You can combine the above to get whatever data or report you need. As an example, say I need the first and last name of everyone in the database. The sequence of commands once inside psql would be something like this.

\a
\f ,
\o engineers.csv
select first_name, last_name from people;
\q

The result is a comma-delimited file named engineers.csv written to your current directory. I use this a lot, you can have it generate HTML files as well.

Even Faster

psql can do a lot from the terminal without even having to enter interactive mode. Run psql --help for a full list. The most common scenario is wanting to run a query and get the output instead of having it printed out in interactive mode. For this use the -c flag. A simple example:

psql -c "select * from startups"

That example above of generating a file could have also been achieved this way by using a few more flags:

psql -A -F , -o engineers.csv -c "select first_name, last_name from people"

Here is a handy script that combines the ‘watch’ command with psql to produce an auto-updating display of currently running queries in a database.
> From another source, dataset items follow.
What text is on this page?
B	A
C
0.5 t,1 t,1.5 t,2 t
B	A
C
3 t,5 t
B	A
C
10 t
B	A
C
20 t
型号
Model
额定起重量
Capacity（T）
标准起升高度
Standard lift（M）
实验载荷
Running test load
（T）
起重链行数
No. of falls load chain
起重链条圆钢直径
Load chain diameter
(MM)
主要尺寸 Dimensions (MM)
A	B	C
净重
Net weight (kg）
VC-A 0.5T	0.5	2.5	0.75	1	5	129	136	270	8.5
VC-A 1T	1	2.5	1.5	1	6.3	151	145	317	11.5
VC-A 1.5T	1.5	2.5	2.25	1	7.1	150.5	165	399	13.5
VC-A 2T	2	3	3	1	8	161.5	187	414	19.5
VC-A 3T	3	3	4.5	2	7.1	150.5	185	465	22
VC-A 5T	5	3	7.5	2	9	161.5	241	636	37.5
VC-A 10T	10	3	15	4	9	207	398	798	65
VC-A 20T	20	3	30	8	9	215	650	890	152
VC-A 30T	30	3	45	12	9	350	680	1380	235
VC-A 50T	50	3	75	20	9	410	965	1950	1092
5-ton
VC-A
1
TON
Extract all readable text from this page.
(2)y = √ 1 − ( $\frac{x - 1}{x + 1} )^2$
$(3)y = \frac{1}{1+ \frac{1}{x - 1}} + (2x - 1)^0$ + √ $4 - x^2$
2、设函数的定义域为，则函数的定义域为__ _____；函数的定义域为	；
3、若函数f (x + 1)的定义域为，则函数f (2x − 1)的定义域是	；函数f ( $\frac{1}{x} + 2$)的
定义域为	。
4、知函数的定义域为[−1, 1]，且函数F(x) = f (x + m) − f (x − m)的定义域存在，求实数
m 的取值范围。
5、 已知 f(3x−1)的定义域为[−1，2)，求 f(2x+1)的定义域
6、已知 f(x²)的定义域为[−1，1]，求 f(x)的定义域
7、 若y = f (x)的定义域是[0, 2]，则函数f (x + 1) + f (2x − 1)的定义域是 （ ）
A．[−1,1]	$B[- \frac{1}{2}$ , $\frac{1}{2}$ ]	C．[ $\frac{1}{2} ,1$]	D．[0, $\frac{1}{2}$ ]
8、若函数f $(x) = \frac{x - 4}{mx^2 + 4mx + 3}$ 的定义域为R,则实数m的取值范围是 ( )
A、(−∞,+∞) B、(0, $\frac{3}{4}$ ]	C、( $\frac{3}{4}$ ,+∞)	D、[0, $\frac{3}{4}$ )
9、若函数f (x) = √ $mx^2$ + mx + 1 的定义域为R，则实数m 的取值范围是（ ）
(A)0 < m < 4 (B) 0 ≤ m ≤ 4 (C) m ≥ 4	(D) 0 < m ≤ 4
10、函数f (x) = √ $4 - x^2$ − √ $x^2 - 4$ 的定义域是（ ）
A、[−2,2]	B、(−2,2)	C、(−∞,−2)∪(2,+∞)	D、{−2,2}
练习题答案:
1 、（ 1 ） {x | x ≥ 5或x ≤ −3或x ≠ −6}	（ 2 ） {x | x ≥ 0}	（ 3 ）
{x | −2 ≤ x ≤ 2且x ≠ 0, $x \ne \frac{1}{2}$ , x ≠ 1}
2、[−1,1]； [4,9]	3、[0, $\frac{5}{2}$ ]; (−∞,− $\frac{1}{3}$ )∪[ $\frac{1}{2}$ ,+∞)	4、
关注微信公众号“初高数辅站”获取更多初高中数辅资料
watch -n 2 -d 'psql wildfire -c "select waiting, procpid, query_start, current_query from pg_stat_activity where current_query != '\''<IDLE>'\'' order by query_start" | grep -v "select waiting"'

It works by pulling the relevant information from the pg_stat_activity system table, removing lines that are just idle connections (not idle in transaction which is different and generally bad) and then watches that output, updating every 2 seconds.

Conclusion

That was a super quick introduction and only covered a few bits but honestly the above is the bulk of what I need on a daily basis (along with a good understanding of SQL and PostgreSQL’s planner). As with the PostgreSQL documenation the psql and SQL documentation accessible from within psql is incredibly good and thorough so feel free to search around in there if you need to do something specific.